All factors that occur in tar from its formation to the transport in the process gas to the surface are the cause of the variable yield of tar products in the gas and the fluctuation of their properties in a way that is difficult to predict. Since the main purpose of UCG is to obtain as much process gas as possible with a high calorific value, the gasification conditions must be optimized so that the amount of tar obtained is as low as possible.
Information on the quantity and properties of tars obtained in the UCG process is the basis for the decision to dispose of tar products separated from the process gas. One of the potential ways of using tars from the coal gasification process is to connect it to the stream of mass-produced coal tar produced in coking plants and processed by distillation. However, such management of coal gasification tars requires their appropriate adaptation to a quality that does not differ from the parameters of coal tar. This is necessary from the point of view of the quality requirements for the products of tar processing, especially coal tar pitch, to avoid deterioration of commercial products. This is mainly due to the excessive content of ash and inert parts, which are determined as substances insoluble in toluene and quinoline. As an alternative, other uses of tars with UCG can also be considered, including the most unfavourable option of disposal as hazardous waste. To test this possibility, it is necessary to know the properties of tars produced during the real process of underground coal gasification.
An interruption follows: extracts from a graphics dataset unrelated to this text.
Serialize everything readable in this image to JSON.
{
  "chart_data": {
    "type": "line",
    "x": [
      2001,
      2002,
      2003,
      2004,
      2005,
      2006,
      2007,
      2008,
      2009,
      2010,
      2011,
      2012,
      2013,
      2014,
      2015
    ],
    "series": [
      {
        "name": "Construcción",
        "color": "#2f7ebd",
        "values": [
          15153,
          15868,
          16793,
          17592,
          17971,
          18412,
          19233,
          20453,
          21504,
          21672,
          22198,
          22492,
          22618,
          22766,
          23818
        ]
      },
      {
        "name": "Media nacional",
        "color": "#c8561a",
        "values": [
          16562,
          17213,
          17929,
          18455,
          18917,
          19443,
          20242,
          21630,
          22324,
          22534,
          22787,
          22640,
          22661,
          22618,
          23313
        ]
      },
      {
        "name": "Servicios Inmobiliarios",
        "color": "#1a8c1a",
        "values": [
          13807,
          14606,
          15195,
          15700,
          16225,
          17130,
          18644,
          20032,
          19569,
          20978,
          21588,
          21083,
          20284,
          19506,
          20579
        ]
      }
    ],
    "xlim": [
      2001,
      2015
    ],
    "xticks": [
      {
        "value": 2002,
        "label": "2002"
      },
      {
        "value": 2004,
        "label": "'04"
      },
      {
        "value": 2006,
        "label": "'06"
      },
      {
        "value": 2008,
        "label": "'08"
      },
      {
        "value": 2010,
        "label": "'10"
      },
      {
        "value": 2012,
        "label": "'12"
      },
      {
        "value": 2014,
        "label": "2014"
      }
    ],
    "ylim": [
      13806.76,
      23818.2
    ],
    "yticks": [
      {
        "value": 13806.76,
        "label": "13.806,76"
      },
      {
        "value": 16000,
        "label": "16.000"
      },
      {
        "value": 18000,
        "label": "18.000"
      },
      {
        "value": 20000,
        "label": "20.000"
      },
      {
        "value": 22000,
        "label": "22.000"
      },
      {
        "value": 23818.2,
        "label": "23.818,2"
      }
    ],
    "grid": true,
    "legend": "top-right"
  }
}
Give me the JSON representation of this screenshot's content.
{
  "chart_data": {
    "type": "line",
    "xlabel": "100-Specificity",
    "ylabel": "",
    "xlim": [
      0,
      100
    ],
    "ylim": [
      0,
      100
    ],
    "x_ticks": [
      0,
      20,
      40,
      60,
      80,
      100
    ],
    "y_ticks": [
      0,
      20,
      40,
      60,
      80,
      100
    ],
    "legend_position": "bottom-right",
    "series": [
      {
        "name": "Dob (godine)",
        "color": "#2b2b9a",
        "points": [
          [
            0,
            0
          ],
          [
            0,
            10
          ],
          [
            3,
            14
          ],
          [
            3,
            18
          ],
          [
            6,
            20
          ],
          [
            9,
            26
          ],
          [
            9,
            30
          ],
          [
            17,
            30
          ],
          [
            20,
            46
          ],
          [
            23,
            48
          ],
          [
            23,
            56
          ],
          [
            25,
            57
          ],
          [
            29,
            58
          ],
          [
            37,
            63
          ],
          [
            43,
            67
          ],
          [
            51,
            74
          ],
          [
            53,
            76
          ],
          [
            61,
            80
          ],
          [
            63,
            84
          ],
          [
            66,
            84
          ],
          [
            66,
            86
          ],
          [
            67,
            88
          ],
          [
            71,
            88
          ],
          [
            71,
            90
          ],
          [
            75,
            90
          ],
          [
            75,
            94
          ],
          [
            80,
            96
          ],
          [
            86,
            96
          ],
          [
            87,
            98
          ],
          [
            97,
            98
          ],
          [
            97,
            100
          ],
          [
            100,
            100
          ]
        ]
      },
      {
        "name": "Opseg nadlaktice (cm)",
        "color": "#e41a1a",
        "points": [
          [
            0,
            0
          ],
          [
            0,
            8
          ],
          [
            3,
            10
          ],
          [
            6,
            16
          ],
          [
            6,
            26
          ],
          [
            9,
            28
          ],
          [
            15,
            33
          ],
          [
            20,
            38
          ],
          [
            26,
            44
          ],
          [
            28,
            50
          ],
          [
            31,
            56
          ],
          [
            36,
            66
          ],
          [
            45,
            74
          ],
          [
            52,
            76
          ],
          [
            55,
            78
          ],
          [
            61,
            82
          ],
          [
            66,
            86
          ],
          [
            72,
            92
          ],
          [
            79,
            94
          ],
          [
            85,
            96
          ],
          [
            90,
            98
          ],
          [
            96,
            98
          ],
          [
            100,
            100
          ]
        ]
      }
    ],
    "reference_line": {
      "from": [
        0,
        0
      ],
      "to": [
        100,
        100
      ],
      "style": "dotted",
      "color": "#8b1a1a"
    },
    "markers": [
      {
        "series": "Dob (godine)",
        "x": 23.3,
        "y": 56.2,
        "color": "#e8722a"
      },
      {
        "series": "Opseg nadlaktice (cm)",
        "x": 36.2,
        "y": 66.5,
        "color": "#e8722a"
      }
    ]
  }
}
There is little information in the available literature about this topic. Therefore, the aim of this study was to determine the range of variability of the basic properties of tars from the process of underground coal gasification, which will be the basis for indicating potential methods of their utilization. The obtained results were compared with the properties of typical coal tar, which made it possible to adopt a certain reference level for the tested tars from the UCG process.